Auditory hallucinations due to central nervous system lesions

Douglas J Lanska MD FAAN MS MSPH (Dr. Lanska of the Great Lakes VA Healthcare System and the University of Wisconsin School of Medicine and Public Health has no relevant financial relationships to disclose.)
Originally released September 6, 2015; last updated January 30, 2017; expires January 30, 2020

This article includes discussion of auditory hallucinations due to central nervous system lesions, brainstem auditory hallucinosis, release hallucinations, and ictal hallucinations. The foregoing terms may include synonyms, similar disorders, variations in usage, and abbreviations.

Overview

This article describes the various types and locations of central nervous system lesions that can produce auditory hallucinations, either on a “release” or an “irritative” basis. Consequently, this article excludes various other conditions that can produce auditory hallucinations, including, for example, subjective tinnitus, objective tinnitus, and auditory hallucinations due to psychiatric disease (eg, schizophrenia, mania, psychotic depression, etc.), migraine, dementia, delirium or other acute encephalopathies, hallucinogens, or sensory deprivation.

Key points

 

• Auditory hallucinations associated with lesions of the central nervous system may be simple (as with subjective tinnitus) or complex (voices or music).

 

• Auditory hallucinations associated with lesions of the central nervous system may result from irritative or release processes. Those resulting from irritative processes (usually seizures) are typically brief (seconds or minutes), whereas those resulting from release mechanisms are typically prolonged (days to months).

 

• Partial seizures may cause auditory hallucinations either in isolation during the awake state as a simple partial seizure, or as an aura (ie, the beginning of a symptom sequence leading to impairment of consciousness or a generalized seizure).

 

• Auditory hallucinations associated with damage to brainstem structures involved in the central auditory pathways arise from release mechanisms and, consequently, tend to be prolonged and occur in association with central auditory processing disorders, including central hearing loss and impaired sound localization. These occur most commonly with acute lesions involving the pontine tegmentum.

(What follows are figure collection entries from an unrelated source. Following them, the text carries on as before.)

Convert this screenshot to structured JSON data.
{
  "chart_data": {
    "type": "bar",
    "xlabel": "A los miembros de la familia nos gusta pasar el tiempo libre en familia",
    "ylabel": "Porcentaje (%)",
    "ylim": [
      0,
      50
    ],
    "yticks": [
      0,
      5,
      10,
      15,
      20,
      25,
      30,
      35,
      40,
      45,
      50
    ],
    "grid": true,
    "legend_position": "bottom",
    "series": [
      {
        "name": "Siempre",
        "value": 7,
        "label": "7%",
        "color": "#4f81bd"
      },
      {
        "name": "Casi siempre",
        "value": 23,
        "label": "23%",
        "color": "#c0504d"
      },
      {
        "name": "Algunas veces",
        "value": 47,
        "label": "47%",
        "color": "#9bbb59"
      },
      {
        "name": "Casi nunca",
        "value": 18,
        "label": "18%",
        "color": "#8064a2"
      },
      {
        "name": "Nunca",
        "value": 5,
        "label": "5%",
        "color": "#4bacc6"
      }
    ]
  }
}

Historical note and terminology

Canadian neurosurgeon Wilder Penfield (1891–1976) and his associates stimulated the exposed cerebral cortex of patients with uncontrollable neurologic seizures (Penfield and Rasmussen 1950; Penfield and Perot 1963).

Image: Wilder Penfield
Auditory hallucinations occurred only with stimulation of or near the temporal lobe cortex. Because the hallucinations often appeared to be reenactments of perceptions, Penfield concluded that electrical stimulation could activate engrams of prior experience. Penfield found that stimulation of the anterior transverse temporal gyrus of Heschl within the Sylvian fissure produced nonlinguistic simple sounds (eg, buzzing or whistling), whereas stimulation of the superior temporal gyrus produced experiential epileptic auditory hallucinations (eg, a voice or voices, music), with some differences between left and right (eg, with a trend for voices to result more often from stimulation of the superior temporal gyrus in the nondominant hemisphere) (Penfield and Perot 1963; Compston 2005). As summarized by Penfield and Perot,

 

there is a sharp functional frontier between the sensory and the interpretative areas . . . in the auditory cortex [the electrode may elicit] a ringing, humming or rumbling . . . but then, if the electrode is moved only a few millimetres away into the neighbouring cortex around these sensory areas, a response of a totally different order of neuronal organisation may result. There is no longer a sound but a voice, no longer a rumbling but music (Penfield and Perot 1963).

The auditory experiential responses arising from electrical stimulation of the auditory association cortex could be facilitated or inhibited by appropriately placed prior stimulation.

In 1986, Gregory Cascino and Raymond D Adams (1911–2008) reported 3 cases of auditory hallucinosis associated with brainstem lesions (Cascino and Adams 1986). They suggested that these might be due to a release mechanism, similar to what occurs with phantom limbs. A similar case was reported shortly thereafter by Douglas and Mary Jo Lanska and Mario Mendez in which further support was given for a release mechanism (Lanska et al 1987).